The regulator considered that the data protection rules do not, in principle, prevent the transfer of vehicle maintenance history and repair information to the person who purchased the used vehicle. This could be possible, for example, in the context of a legitimate interest. Although the service provider does not have an obligation under the GDPR to provide information on the vehicle’s service history, it does not in principle constitute an obstacle to the disclosure.
The Portuguese data protection authority CNPD ordered electronic communications providers to delete traffic and location data of all communications, for the purposes of investigation, detection, and prosecution of serious crimes, finding it unconstitutional, Data Guidance reports. CNPD noted that retaining location and traffic data of all subscribers, without exception, is disproportionate in view of the objective pursued. As such, the CNPD added that it is now unlawful for telecom operators to maintain such autonomous data processing and retain a wide range of personal data.
Notably, the CNPD ordered electronic communications providers to delete, within a period of 72 hours from the notification of the CNPD’s decision, the personal data kept under Law No. 32/2008, ( Retention of Data Generated or Processed in Connection with the Provision of Publicly Available Electronic Communications Services or of Public Communications Networks), and noted that relevant entities should send a certificate of destruction of such data to the CNPD within 72 hours of its deletion.
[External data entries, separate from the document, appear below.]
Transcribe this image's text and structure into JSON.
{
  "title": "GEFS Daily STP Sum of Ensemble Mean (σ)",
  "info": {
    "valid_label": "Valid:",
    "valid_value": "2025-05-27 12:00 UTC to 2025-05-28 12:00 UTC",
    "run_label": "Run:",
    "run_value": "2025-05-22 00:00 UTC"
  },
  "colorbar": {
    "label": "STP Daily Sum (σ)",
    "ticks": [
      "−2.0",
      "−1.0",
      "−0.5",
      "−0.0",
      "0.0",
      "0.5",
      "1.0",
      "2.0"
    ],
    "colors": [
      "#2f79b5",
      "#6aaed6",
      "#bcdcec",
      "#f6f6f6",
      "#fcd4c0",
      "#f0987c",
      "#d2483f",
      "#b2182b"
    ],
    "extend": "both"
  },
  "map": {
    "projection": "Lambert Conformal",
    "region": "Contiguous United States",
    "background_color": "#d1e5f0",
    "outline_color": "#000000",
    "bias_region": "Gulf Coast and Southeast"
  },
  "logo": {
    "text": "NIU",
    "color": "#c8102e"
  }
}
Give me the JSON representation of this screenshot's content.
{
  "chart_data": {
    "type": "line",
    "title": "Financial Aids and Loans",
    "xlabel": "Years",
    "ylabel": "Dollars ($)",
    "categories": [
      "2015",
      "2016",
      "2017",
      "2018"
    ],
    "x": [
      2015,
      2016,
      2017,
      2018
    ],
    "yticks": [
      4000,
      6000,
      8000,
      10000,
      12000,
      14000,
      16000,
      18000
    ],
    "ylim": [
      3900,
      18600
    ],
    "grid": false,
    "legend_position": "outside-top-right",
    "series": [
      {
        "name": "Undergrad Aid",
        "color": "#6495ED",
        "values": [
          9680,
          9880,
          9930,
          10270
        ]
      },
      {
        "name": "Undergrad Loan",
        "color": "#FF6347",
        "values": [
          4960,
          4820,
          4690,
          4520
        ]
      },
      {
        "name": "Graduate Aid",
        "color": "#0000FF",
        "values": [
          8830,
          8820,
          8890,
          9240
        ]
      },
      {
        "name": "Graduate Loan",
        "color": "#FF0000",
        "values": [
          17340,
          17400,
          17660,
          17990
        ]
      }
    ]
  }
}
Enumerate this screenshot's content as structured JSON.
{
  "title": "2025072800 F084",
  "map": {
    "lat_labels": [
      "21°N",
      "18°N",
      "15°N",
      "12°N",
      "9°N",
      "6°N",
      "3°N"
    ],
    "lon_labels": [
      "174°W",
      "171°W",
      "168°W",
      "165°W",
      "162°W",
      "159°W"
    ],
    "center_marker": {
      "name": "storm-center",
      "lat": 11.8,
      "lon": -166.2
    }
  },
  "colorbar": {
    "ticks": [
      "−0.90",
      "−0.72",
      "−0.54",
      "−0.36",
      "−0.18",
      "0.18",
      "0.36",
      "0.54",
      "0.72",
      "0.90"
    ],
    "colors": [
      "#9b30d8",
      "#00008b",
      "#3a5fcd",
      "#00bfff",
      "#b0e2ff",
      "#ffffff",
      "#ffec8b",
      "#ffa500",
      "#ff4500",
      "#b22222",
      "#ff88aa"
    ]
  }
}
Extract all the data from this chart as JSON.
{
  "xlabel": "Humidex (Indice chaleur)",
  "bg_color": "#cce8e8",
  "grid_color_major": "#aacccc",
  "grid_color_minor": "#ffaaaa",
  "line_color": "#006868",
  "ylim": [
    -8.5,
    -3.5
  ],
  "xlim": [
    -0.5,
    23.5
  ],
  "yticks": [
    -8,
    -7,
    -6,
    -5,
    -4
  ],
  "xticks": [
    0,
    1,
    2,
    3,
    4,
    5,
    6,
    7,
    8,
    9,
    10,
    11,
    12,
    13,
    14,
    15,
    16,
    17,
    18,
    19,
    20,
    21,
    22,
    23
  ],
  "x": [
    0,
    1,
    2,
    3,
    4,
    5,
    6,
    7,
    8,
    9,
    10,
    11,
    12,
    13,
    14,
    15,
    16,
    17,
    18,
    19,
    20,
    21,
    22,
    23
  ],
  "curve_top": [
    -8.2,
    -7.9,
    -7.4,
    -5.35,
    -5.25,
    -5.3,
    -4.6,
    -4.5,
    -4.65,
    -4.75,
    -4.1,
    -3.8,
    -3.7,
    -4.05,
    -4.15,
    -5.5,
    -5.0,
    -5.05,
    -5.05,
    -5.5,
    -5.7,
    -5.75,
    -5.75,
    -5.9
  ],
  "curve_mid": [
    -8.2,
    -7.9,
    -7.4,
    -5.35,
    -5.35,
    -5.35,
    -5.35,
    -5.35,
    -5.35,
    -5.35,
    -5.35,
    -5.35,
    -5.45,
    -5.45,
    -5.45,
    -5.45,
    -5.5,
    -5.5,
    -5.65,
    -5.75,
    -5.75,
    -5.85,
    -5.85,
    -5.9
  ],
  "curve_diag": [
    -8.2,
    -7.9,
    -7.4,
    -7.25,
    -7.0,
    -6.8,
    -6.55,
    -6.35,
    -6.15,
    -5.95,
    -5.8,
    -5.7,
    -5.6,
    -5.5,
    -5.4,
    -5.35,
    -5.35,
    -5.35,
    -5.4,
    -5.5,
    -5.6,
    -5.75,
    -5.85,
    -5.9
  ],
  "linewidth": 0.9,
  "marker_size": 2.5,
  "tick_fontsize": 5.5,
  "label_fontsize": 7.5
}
Data Security: ransom victim shaming and extortion, Tik Tok on Oracle
Cybercrime criminals are upping their game and diversifying the ways they extort individuals and corporations warns US cybersecurity guru Brian Krebs. Ransomware groups like ALPHV/BlackCat in the past would dump your stolen data on the Dark Web, but are switching to publishing individual victim websites on the public Internet, with the leaked data made available in an easily searchable form.
The group recently boasted that it had hacked a luxury spa and resort in the western US. stealing the personal information of 1,500 resort employees and more than 2,500 residents. It published an internet page, with at the top two “Check Yourself” buttons, one for employees, and another for guests.
With companies in general still slow to respond to security breaches if at all, this sort of incident may be the only way some discover their PI has been compromised.
Tik Tok says Oracle will store all the data from US users, in a bid to allay fears about its safety in the hands of a platform owned by the Chinese company ByteDance, The Guardian reports. BuzzFeed News cites recordings from 80 TikTok internal meetings it obtained, and claims that US employees of TikTok repeatedly consulted with their colleagues in China to understand how US user data flowed because they did not have the “permission or knowledge of how to access the data on their own” is reported by TechCrunch. US officials have for years expressed concern that TikTok might let China’s government have access to the data the firm collects from Americans and users from other nations. The matter escalated in 2020 when the Trump administration said it would bar the Chinese-owned mobile apps WeChat and TikTok from US app stores.